Eliot Weinberger’s writing
in the London Review of Books pointed out how the book blurred distinction
between fiction and non-fiction.
That
is to say, the parts that are not outright lies – particularly the accounts of
Hurricane Katrina and the lead-up to the Iraq War – are the sunnier halves of
half-truths.
Obama is certainly not
George W. and likely more thought and data for decisions, but he is dealing in
part with neo-con and rigid belief factions that advised us into
“problems.” It is sobering to think
about how many Bush legacies, discussed in that book as if Bush was heroically
dealing with each one, still have to be dealt with by Obama. The list includes:
- Recession and debt following the financial crisis of 2008
- Terrorist attacks,
- Wars in Iraq and Afghanistan and controlling the military,
- Middle East conflicts, emerging democracies & aid,
- drones,
- Various domestic issues (including Medical reform, Social Security reform, Education and Immigration reform),
- Federal response to disaster (Sandy etc.) and
- Political strategy
"I reflected on everything
we were facing.

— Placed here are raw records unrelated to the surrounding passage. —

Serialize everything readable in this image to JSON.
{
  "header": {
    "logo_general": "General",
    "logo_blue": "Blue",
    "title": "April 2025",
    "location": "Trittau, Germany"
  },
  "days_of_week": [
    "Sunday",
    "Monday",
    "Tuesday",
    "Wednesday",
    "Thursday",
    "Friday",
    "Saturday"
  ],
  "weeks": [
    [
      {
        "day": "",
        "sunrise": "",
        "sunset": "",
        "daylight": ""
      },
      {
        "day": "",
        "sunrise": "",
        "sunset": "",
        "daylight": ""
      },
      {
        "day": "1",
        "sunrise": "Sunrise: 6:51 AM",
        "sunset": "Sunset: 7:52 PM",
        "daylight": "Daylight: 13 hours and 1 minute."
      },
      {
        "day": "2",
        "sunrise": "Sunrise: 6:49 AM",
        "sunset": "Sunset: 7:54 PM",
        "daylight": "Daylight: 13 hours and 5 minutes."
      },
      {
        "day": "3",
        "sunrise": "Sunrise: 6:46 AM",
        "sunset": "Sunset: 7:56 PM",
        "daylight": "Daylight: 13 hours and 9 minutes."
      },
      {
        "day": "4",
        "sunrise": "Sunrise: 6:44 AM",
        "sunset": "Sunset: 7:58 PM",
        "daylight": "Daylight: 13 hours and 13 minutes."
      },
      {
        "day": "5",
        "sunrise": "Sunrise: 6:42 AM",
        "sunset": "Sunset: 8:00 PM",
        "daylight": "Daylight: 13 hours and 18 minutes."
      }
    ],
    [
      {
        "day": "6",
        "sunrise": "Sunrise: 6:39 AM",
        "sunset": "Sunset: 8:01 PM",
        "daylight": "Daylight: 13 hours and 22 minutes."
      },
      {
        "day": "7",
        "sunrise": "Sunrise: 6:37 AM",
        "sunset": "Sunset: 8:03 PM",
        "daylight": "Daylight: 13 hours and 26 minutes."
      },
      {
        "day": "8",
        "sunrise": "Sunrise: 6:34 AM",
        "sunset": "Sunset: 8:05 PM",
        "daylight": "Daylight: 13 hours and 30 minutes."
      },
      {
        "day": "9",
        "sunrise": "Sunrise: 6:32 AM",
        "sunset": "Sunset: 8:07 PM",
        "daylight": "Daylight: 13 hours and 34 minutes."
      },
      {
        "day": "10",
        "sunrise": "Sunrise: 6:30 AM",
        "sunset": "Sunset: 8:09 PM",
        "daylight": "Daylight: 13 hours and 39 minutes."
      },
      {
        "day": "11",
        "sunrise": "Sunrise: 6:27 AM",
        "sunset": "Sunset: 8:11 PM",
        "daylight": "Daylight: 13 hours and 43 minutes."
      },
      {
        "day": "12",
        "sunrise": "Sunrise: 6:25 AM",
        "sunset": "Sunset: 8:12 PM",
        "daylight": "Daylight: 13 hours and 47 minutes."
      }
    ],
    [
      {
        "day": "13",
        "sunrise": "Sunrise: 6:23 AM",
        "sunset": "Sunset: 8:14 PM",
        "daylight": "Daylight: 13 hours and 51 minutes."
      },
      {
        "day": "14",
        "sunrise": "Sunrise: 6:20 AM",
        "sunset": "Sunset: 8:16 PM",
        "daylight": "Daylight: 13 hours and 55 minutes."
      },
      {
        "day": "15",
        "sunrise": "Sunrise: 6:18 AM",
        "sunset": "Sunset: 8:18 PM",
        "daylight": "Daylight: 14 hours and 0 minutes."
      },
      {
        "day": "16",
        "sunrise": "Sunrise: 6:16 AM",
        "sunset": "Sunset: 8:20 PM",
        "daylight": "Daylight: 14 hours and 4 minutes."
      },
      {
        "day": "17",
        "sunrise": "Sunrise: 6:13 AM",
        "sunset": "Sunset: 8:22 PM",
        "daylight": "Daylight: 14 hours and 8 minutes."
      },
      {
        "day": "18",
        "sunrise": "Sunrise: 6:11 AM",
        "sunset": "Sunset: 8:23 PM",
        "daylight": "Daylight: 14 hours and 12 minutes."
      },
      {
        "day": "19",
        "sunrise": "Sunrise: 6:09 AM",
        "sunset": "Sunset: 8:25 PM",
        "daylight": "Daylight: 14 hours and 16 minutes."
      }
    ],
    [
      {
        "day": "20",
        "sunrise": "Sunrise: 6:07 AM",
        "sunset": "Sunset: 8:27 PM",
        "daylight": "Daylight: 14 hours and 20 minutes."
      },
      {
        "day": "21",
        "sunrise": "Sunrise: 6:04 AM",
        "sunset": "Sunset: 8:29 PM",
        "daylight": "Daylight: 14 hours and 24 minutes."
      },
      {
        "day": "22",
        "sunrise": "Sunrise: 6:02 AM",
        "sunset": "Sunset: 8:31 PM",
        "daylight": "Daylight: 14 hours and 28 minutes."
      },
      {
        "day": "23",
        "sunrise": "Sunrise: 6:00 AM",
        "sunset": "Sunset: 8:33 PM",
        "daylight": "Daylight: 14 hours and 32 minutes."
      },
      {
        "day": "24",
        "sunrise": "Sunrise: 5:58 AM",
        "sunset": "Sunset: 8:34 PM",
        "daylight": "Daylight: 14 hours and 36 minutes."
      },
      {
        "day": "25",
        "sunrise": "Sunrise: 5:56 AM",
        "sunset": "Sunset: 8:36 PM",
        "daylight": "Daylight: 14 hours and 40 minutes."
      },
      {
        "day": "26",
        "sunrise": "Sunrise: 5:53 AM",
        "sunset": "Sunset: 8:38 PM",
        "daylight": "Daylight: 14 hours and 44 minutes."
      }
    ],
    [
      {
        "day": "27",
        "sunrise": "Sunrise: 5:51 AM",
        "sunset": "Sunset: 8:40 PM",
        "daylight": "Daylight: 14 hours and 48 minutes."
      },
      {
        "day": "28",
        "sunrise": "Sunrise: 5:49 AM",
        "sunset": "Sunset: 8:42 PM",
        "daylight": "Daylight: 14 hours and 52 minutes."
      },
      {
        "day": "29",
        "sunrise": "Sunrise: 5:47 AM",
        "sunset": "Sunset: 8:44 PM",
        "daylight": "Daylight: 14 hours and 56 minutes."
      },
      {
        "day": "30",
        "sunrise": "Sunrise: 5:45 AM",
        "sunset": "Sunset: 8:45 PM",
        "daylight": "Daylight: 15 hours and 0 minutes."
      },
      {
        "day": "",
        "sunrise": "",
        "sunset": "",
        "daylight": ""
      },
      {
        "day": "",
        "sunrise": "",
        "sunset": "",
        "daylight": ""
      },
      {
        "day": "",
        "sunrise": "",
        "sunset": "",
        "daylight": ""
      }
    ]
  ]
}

Over the past few weeks we had seen the failure of America's
two largest mortgage entities, the bankruptcy of a major investment bank, the
sale of another, the nationalization of the world's largest insurance company,
and now the most drastic intervention in the free market since the presidency
of Franklin Roosevelt. At the same time, Russia had invaded and occupied
Georgia, Hurricane Ike had hit Texas, and America was fighting a two-front war
in Iraq and Afghanistan. This was one ugly way to end the presidency."
“Bush is the lone hero of every page of Decision Points. We hear very little substantial thinking but are offered instead some detached voice sounding forceful, in command, and often peeved at “the inadequacies of his subordinates”.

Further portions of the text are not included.